One night in mid-October, I met up with the Montavilla in Action neighborhood patrol squad in a parking lot just off 82nd Ave. The group gets together a couple nights a week and wanders the streets in shiny orange vests, shining their flashlights into darkened parking lots and among shrubbery looking for prostitutes. I expected the crowd to be preachy, but the stroll was actually a lot of fun as the upbeat crew laughed about the ridiculous situations they'd encountered and pointed out places where prostitutes used to hang out. Former hot spots like the infamous McDonald's on the corner of 82nd and Stark were now vacant and we went home without reporting a single problem to the police's non-emergency line.

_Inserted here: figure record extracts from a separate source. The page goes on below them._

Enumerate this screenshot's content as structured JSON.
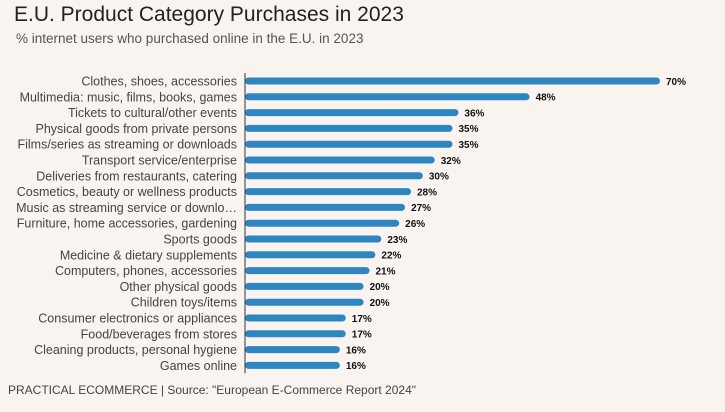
{
  "header": {
    "title": "E.U. Product Category Purchases in 2023",
    "subtitle": "% internet users who purchased online in the E.U. in 2023"
  },
  "footer": {
    "text": "PRACTICAL ECOMMERCE | Source: \"European E-Commerce Report 2024\""
  },
  "colors": {
    "bar": "#2e86c1",
    "axis": "#333333"
  },
  "chart_data": {
    "type": "bar",
    "orientation": "horizontal",
    "title": "E.U. Product Category Purchases in 2023",
    "subtitle": "% internet users who purchased online in the E.U. in 2023",
    "xlabel": "",
    "ylabel": "",
    "value_suffix": "%",
    "xlim": [
      0,
      70
    ],
    "grid": false,
    "categories": [
      "Clothes, shoes, accessories",
      "Multimedia: music, films, books, games",
      "Tickets to cultural/other events",
      "Physical goods from private persons",
      "Films/series as streaming or downloads",
      "Transport service/enterprise",
      "Deliveries from restaurants, catering",
      "Cosmetics, beauty or wellness products",
      "Music as streaming service or downlo…",
      "Furniture, home accessories, gardening",
      "Sports goods",
      "Medicine & dietary supplements",
      "Computers, phones, accessories",
      "Other physical goods",
      "Children toys/items",
      "Consumer electronics or appliances",
      "Food/beverages from stores",
      "Cleaning products, personal hygiene",
      "Games online"
    ],
    "values": [
      70,
      48,
      36,
      35,
      35,
      32,
      30,
      28,
      27,
      26,
      23,
      22,
      21,
      20,
      20,
      17,
      17,
      16,
      16
    ]
  }
}
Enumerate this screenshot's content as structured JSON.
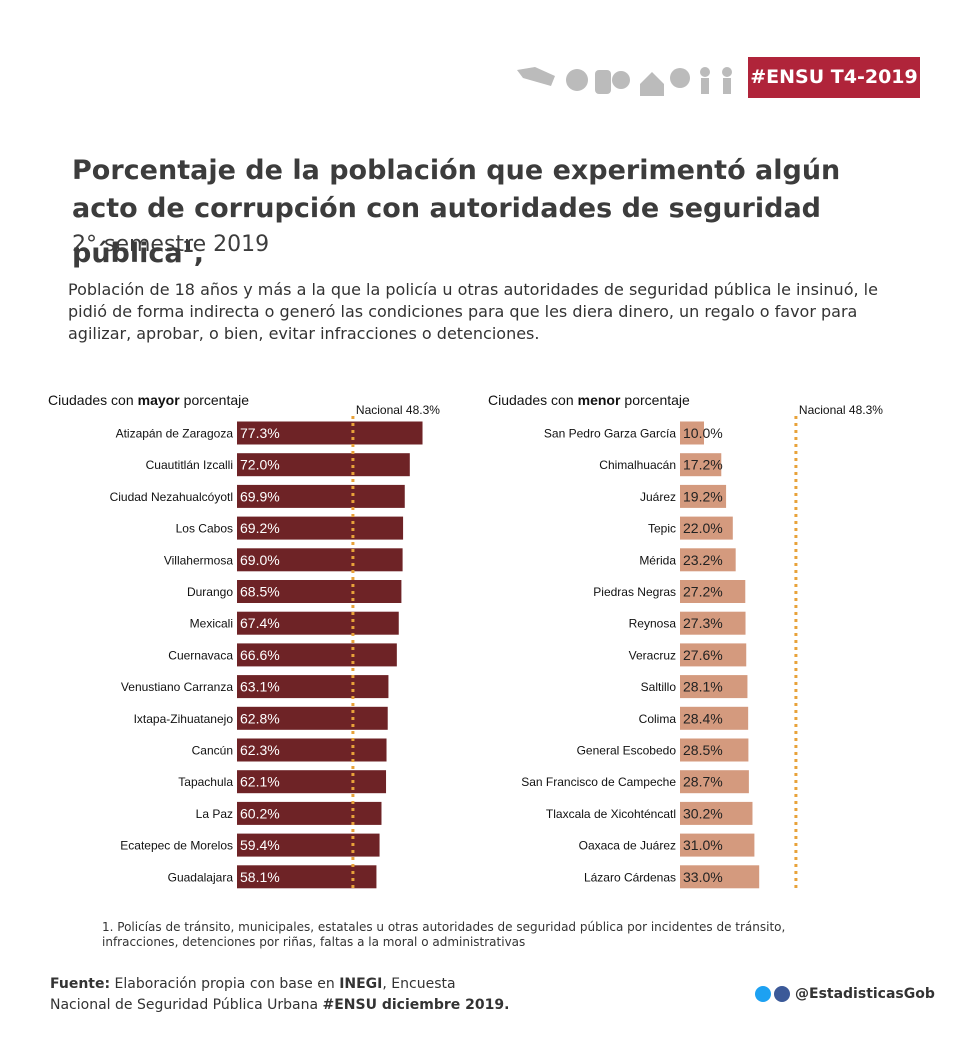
{
  "header": {
    "badge": "#ENSU T4-2019",
    "title": "Porcentaje de la población que experimentó algún acto de corrupción con autoridades de seguridad pública",
    "title_mark": "1",
    "title_end": ",",
    "subtitle": "2° semestre 2019"
  },
  "description": "Población de 18 años y más a la que la policía u otras autoridades de seguridad pública le insinuó, le pidió de forma indirecta o generó las condiciones para que les diera dinero, un regalo o favor para agilizar, aprobar, o bien, evitar infracciones o detenciones.",
  "footnote": {
    "mark": "1.",
    "text": "Policías de tránsito, municipales, estatales u otras autoridades de seguridad pública por incidentes de tránsito, infracciones, detenciones por riñas, faltas a la moral o administrativas"
  },
  "source": {
    "label": "Fuente:",
    "text1": "Elaboración propia con base en",
    "org": "INEGI",
    "text2": ", Encuesta Nacional de Seguridad Pública Urbana",
    "survey": "#ENSU diciembre 2019."
  },
  "social": "@EstadisticasGob",
  "chart_data": [
    {
      "type": "bar",
      "orientation": "horizontal",
      "title": {
        "prefix": "Ciudades con",
        "emphasis": "mayor",
        "suffix": "porcentaje"
      },
      "categories": [
        "Atizapán de Zaragoza",
        "Cuautitlán Izcalli",
        "Ciudad Nezahualcóyotl",
        "Los Cabos",
        "Villahermosa",
        "Durango",
        "Mexicali",
        "Cuernavaca",
        "Venustiano Carranza",
        "Ixtapa-Zihuatanejo",
        "Cancún",
        "Tapachula",
        "La Paz",
        "Ecatepec de Morelos",
        "Guadalajara"
      ],
      "values": [
        77.3,
        72.0,
        69.9,
        69.2,
        69.0,
        68.5,
        67.4,
        66.6,
        63.1,
        62.8,
        62.3,
        62.1,
        60.2,
        59.4,
        58.1
      ],
      "value_labels": [
        "77.3%",
        "72.0%",
        "69.9%",
        "69.2%",
        "69.0%",
        "68.5%",
        "67.4%",
        "66.6%",
        "63.1%",
        "62.8%",
        "62.3%",
        "62.1%",
        "60.2%",
        "59.4%",
        "58.1%"
      ],
      "color": "#6e2326",
      "value_label_color": "#ffffff",
      "reference_line": {
        "value": 48.3,
        "label": "Nacional 48.3%",
        "color": "#e8a23a"
      }
    },
    {
      "type": "bar",
      "orientation": "horizontal",
      "title": {
        "prefix": "Ciudades con",
        "emphasis": "menor",
        "suffix": "porcentaje"
      },
      "categories": [
        "San Pedro Garza García",
        "Chimalhuacán",
        "Juárez",
        "Tepic",
        "Mérida",
        "Piedras Negras",
        "Reynosa",
        "Veracruz",
        "Saltillo",
        "Colima",
        "General Escobedo",
        "San Francisco de Campeche",
        "Tlaxcala de Xicohténcatl",
        "Oaxaca de Juárez",
        "Lázaro Cárdenas"
      ],
      "values": [
        10.0,
        17.2,
        19.2,
        22.0,
        23.2,
        27.2,
        27.3,
        27.6,
        28.1,
        28.4,
        28.5,
        28.7,
        30.2,
        31.0,
        33.0
      ],
      "value_labels": [
        "10.0%",
        "17.2%",
        "19.2%",
        "22.0%",
        "23.2%",
        "27.2%",
        "27.3%",
        "27.6%",
        "28.1%",
        "28.4%",
        "28.5%",
        "28.7%",
        "30.2%",
        "31.0%",
        "33.0%"
      ],
      "color": "#d49a7e",
      "value_label_color": "#222222",
      "reference_line": {
        "value": 48.3,
        "label": "Nacional 48.3%",
        "color": "#e8a23a"
      }
    }
  ]
}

The disappearance of prostitutes from 82nd led me to ask where have they gone? Based on an uptick in Craigslist ads, I thought a good number of women were operating online or in motels instead of from the street corners, but an article in North Portland's Sentinel reveals that neighbors in the areas around Interstate have been seeing more prostitutes recently. That suggests the police stings and city attention on 82nd have pushed prostitutes out to Interstate. This hits home that an effective response to prostitution isn't just a legal crackdown on one area - say, a Prostitution Free Zone that targets only a few miles of the city - but serious treatment programs for people who want to get out of sex work plus jobs and housing accessible for people in danger of being forced into it.